International
Déminer Gaza, une course contre la montre qui prendra des décennies
Avant la guerre, le Service d’action contre les mines de l’ONU (UNMAS) tenait un registre de tous les décès de Gazatiens dans des accidents impliquant des munitions non explosées, un danger relativement courant après le nombre de bombardements subis par l’enclave au fil des ans.
Depuis le 7 octobre, il est impossible de mettre à jour la liste.

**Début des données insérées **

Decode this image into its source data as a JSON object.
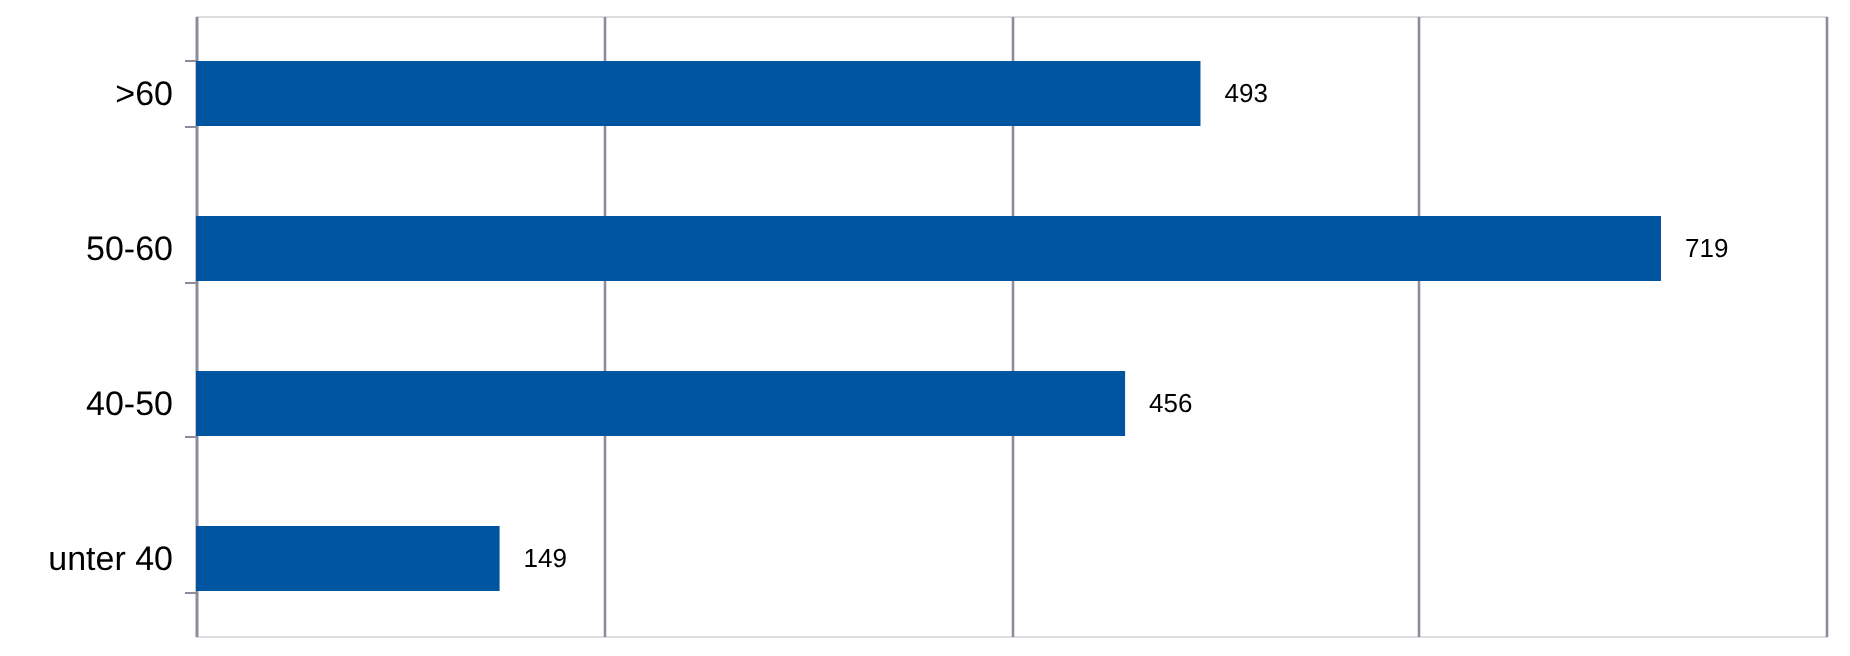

Dans l’ensemble, le directeur pour la Palestine de cette agence de déminage de l’ONU, Charles ‘Mungo’ Birch, estime que « sans aucun doute » des personnes ont déjà été tuées sur le territoire à cause d’explosifs non explosés, et que le risque sera plus grand à mesure que les Palestiniens retourneront chez eux brisés.
« Nous soupçonnons qu’il y aura un nombre important d’accidents, en particulier lorsque les gens retourneront dans le nord », assure l’expert, bien qu’il précise qu’il n’a pas encore de données fiables à ce sujet.
Une réponse similaire à celle de Greg Crowther, directeur de programme de MAG (Mines Advisory Group), une organisation qui se consacre à la recherche et à la destruction de mines, de munitions et de bombes inexploitées dans le monde entier.
Crowther explique qu’il n’a toujours pas de « preuves directes » d’aucun cas à Gaza depuis le début de la guerre, mais que « compte tenu de l’ampleur du conflit, il est probable qu’il y ait eu des décès de ce type ».
Les autorités de Gaza estiment que plus de 77.000 tonnes d’explosifs sont tombées sur l’enclave palestinienne dévastée. L’ONU utilise généralement une règle de base pour calculer quelle partie reste inexploite, et l’estimation la plus courante est qu’environ 10 % des bombes qui tombent le font sans exploser.
Cela équivaudrait à environ 7.700 tonnes de matériaux explosifs qui attendent enterrés sous les maisons et les routes ou cachées parmi les milliers et les milliers de débris qui s’accumulent dans toute la bande de Gaza.
Il est impossible pour l’instant de vérifier ces chiffres et les organismes internationaux ne veulent toujours pas risquer de donner des estimations. Ce qui est clair, c’est que les efforts pour nettoyer l’enclave de munitions non exploitées seront immenses, et pourraient durer des décennies.
« Il va s’éluger des décennies pour débarrasser Gaza de la menace explosive », assure Birch. L’expert souligne la quantité de débris qui restent éparpillés dans l’enclave, et souligne l’estimation de l’ONU que si une centaine de camions travaillaient chaque jour en les retirant, il faudrait 14 ans pour nettoyer complètement la bande.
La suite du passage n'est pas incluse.